Fichtenberg Narciß und Ohnemus und 4177 Töne

Frisch aus dem Knast beziehungsweise der Haller Musikschule im ehemaligen Jugendgefängnis: Jürgen Ohnemus (Gitarre) und Jochen Narciß (Geige) in Fichtenberg.
Frisch aus dem Knast beziehungsweise der Haller Musikschule im ehemaligen Jugendgefängnis: Jürgen Ohnemus (Gitarre) und Jochen Narciß (Geige) in Fichtenberg. © Foto: Andreas Dehne
Fichtenberg / Andreas Dehne 13.06.2018
Das Schwäbisch Haller Duo Jailhouseclassics spielt in der musealen „Hirschgaß 5“ in Fichtenberg.

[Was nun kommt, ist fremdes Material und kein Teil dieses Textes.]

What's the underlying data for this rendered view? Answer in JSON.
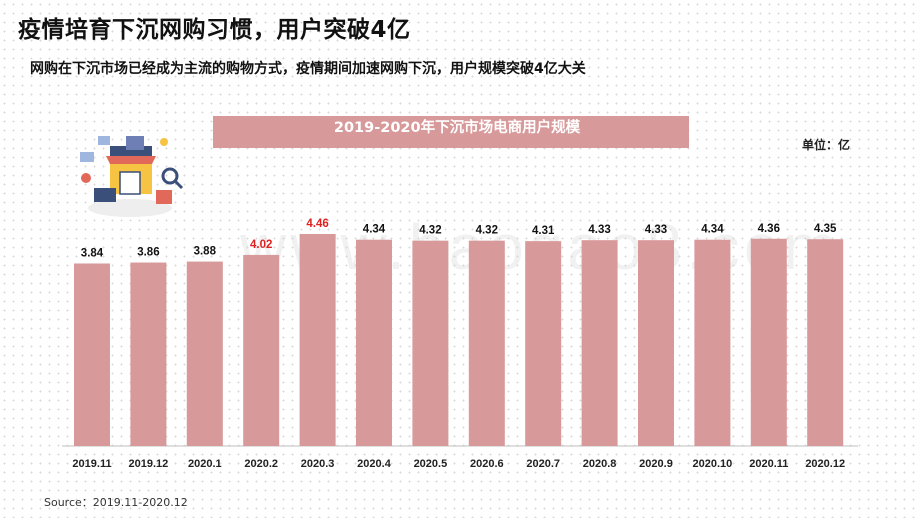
{
  "page": {
    "title": "疫情培育下沉网购习惯，用户突破4亿",
    "subtitle": "网购在下沉市场已经成为主流的购物方式，疫情期间加速网购下沉，用户规模突破4亿大关",
    "source": "Source：2019.11-2020.12",
    "watermark": "www.baogao8.com"
  },
  "chart_data": {
    "type": "bar",
    "title": "2019-2020年下沉市场电商用户规模",
    "unit": "单位：亿",
    "categories": [
      "2019.11",
      "2019.12",
      "2020.1",
      "2020.2",
      "2020.3",
      "2020.4",
      "2020.5",
      "2020.6",
      "2020.7",
      "2020.8",
      "2020.9",
      "2020.10",
      "2020.11",
      "2020.12"
    ],
    "values": [
      3.84,
      3.86,
      3.88,
      4.02,
      4.46,
      4.34,
      4.32,
      4.32,
      4.31,
      4.33,
      4.33,
      4.34,
      4.36,
      4.35
    ],
    "highlighted_labels": [
      "2020.2",
      "2020.3"
    ],
    "colors": {
      "bar": "#d8999b",
      "label": "#111111",
      "highlight": "#e02020"
    },
    "ylim": [
      0,
      4.46
    ],
    "grid": false,
    "legend": "none"
  }
}
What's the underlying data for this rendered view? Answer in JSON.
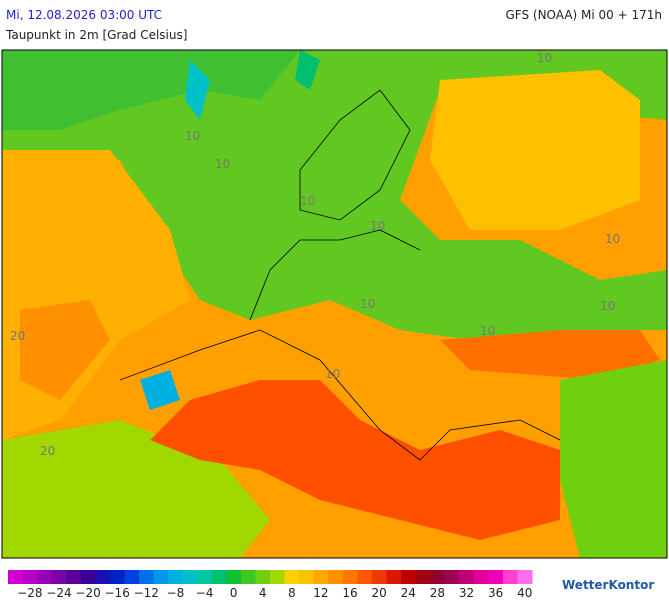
{
  "header": {
    "date": "Mi, 12.08.2026 03:00 UTC",
    "model": "GFS (NOAA) Mi 00 + 171h",
    "subtitle": "Taupunkt in 2m [Grad Celsius]"
  },
  "map_labels": [
    "10",
    "10",
    "10",
    "10",
    "10",
    "10",
    "10",
    "10",
    "10",
    "10",
    "20",
    "20"
  ],
  "legend": {
    "labels": [
      "−28",
      "−24",
      "−20",
      "−16",
      "−12",
      "−8",
      "−4",
      "0",
      "4",
      "8",
      "12",
      "16",
      "20",
      "24",
      "28",
      "32",
      "36",
      "40"
    ],
    "colors": [
      "#d000d0",
      "#b800c8",
      "#9a00b8",
      "#7a00a8",
      "#5a0098",
      "#3a0098",
      "#1a10b0",
      "#0020c8",
      "#0040e0",
      "#0070e8",
      "#0098e8",
      "#00b0e0",
      "#00c0c8",
      "#00c8a0",
      "#00c070",
      "#10c030",
      "#40c820",
      "#70d010",
      "#a0d800",
      "#ffd000",
      "#ffc000",
      "#ffa800",
      "#ff9000",
      "#ff7800",
      "#ff5800",
      "#f03800",
      "#d81800",
      "#c00000",
      "#a00010",
      "#900030",
      "#a00058",
      "#c00078",
      "#e00098",
      "#f000b8",
      "#ff40d0",
      "#ff70e8"
    ],
    "brand": "WetterKontor"
  }
}
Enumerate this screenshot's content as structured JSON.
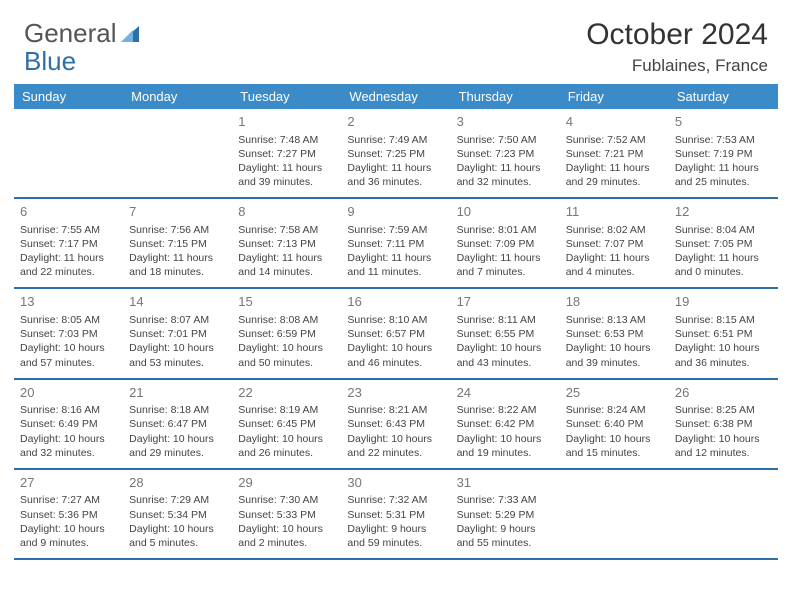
{
  "brand": {
    "part1": "General",
    "part2": "Blue"
  },
  "title": "October 2024",
  "location": "Fublaines, France",
  "colors": {
    "header_bg": "#3b8bc9",
    "header_text": "#ffffff",
    "divider": "#2f6fa8",
    "day_num": "#777777",
    "body_text": "#444444",
    "logo_gray": "#555555",
    "logo_blue": "#2f6fa8",
    "background": "#ffffff"
  },
  "typography": {
    "title_fontsize": 30,
    "location_fontsize": 17,
    "logo_fontsize": 26,
    "header_fontsize": 13,
    "daynum_fontsize": 13,
    "body_fontsize": 10.5,
    "font_family": "Arial"
  },
  "dayNames": [
    "Sunday",
    "Monday",
    "Tuesday",
    "Wednesday",
    "Thursday",
    "Friday",
    "Saturday"
  ],
  "weeks": [
    [
      null,
      null,
      {
        "n": "1",
        "sr": "7:48 AM",
        "ss": "7:27 PM",
        "dl": "11 hours and 39 minutes."
      },
      {
        "n": "2",
        "sr": "7:49 AM",
        "ss": "7:25 PM",
        "dl": "11 hours and 36 minutes."
      },
      {
        "n": "3",
        "sr": "7:50 AM",
        "ss": "7:23 PM",
        "dl": "11 hours and 32 minutes."
      },
      {
        "n": "4",
        "sr": "7:52 AM",
        "ss": "7:21 PM",
        "dl": "11 hours and 29 minutes."
      },
      {
        "n": "5",
        "sr": "7:53 AM",
        "ss": "7:19 PM",
        "dl": "11 hours and 25 minutes."
      }
    ],
    [
      {
        "n": "6",
        "sr": "7:55 AM",
        "ss": "7:17 PM",
        "dl": "11 hours and 22 minutes."
      },
      {
        "n": "7",
        "sr": "7:56 AM",
        "ss": "7:15 PM",
        "dl": "11 hours and 18 minutes."
      },
      {
        "n": "8",
        "sr": "7:58 AM",
        "ss": "7:13 PM",
        "dl": "11 hours and 14 minutes."
      },
      {
        "n": "9",
        "sr": "7:59 AM",
        "ss": "7:11 PM",
        "dl": "11 hours and 11 minutes."
      },
      {
        "n": "10",
        "sr": "8:01 AM",
        "ss": "7:09 PM",
        "dl": "11 hours and 7 minutes."
      },
      {
        "n": "11",
        "sr": "8:02 AM",
        "ss": "7:07 PM",
        "dl": "11 hours and 4 minutes."
      },
      {
        "n": "12",
        "sr": "8:04 AM",
        "ss": "7:05 PM",
        "dl": "11 hours and 0 minutes."
      }
    ],
    [
      {
        "n": "13",
        "sr": "8:05 AM",
        "ss": "7:03 PM",
        "dl": "10 hours and 57 minutes."
      },
      {
        "n": "14",
        "sr": "8:07 AM",
        "ss": "7:01 PM",
        "dl": "10 hours and 53 minutes."
      },
      {
        "n": "15",
        "sr": "8:08 AM",
        "ss": "6:59 PM",
        "dl": "10 hours and 50 minutes."
      },
      {
        "n": "16",
        "sr": "8:10 AM",
        "ss": "6:57 PM",
        "dl": "10 hours and 46 minutes."
      },
      {
        "n": "17",
        "sr": "8:11 AM",
        "ss": "6:55 PM",
        "dl": "10 hours and 43 minutes."
      },
      {
        "n": "18",
        "sr": "8:13 AM",
        "ss": "6:53 PM",
        "dl": "10 hours and 39 minutes."
      },
      {
        "n": "19",
        "sr": "8:15 AM",
        "ss": "6:51 PM",
        "dl": "10 hours and 36 minutes."
      }
    ],
    [
      {
        "n": "20",
        "sr": "8:16 AM",
        "ss": "6:49 PM",
        "dl": "10 hours and 32 minutes."
      },
      {
        "n": "21",
        "sr": "8:18 AM",
        "ss": "6:47 PM",
        "dl": "10 hours and 29 minutes."
      },
      {
        "n": "22",
        "sr": "8:19 AM",
        "ss": "6:45 PM",
        "dl": "10 hours and 26 minutes."
      },
      {
        "n": "23",
        "sr": "8:21 AM",
        "ss": "6:43 PM",
        "dl": "10 hours and 22 minutes."
      },
      {
        "n": "24",
        "sr": "8:22 AM",
        "ss": "6:42 PM",
        "dl": "10 hours and 19 minutes."
      },
      {
        "n": "25",
        "sr": "8:24 AM",
        "ss": "6:40 PM",
        "dl": "10 hours and 15 minutes."
      },
      {
        "n": "26",
        "sr": "8:25 AM",
        "ss": "6:38 PM",
        "dl": "10 hours and 12 minutes."
      }
    ],
    [
      {
        "n": "27",
        "sr": "7:27 AM",
        "ss": "5:36 PM",
        "dl": "10 hours and 9 minutes."
      },
      {
        "n": "28",
        "sr": "7:29 AM",
        "ss": "5:34 PM",
        "dl": "10 hours and 5 minutes."
      },
      {
        "n": "29",
        "sr": "7:30 AM",
        "ss": "5:33 PM",
        "dl": "10 hours and 2 minutes."
      },
      {
        "n": "30",
        "sr": "7:32 AM",
        "ss": "5:31 PM",
        "dl": "9 hours and 59 minutes."
      },
      {
        "n": "31",
        "sr": "7:33 AM",
        "ss": "5:29 PM",
        "dl": "9 hours and 55 minutes."
      },
      null,
      null
    ]
  ],
  "labels": {
    "sunrise": "Sunrise:",
    "sunset": "Sunset:",
    "daylight": "Daylight:"
  }
}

Es hat schon etwas Verwunschenes, wenn in dem historischen Ambiente des Privatmuseums von Renate und August „Gustl“ Wörner der Titel „Stairway to heaven“ gespielt wird. Denn die antiken Stufen des etwas versteckt liegenden Gebäudes machen durchaus den Eindruck, als wäre dereinst die Himmelsleiter aus ihnen gezimmert worden. Acht Schreinergenerationen hat das Gebäude erlebt, in dem heute eine eindrucksvolle private Sammlung die Einmaligkeit dieses Ensembles unterstreicht. Die Möbelmalereien entstanden zwischen 1664 und 1859.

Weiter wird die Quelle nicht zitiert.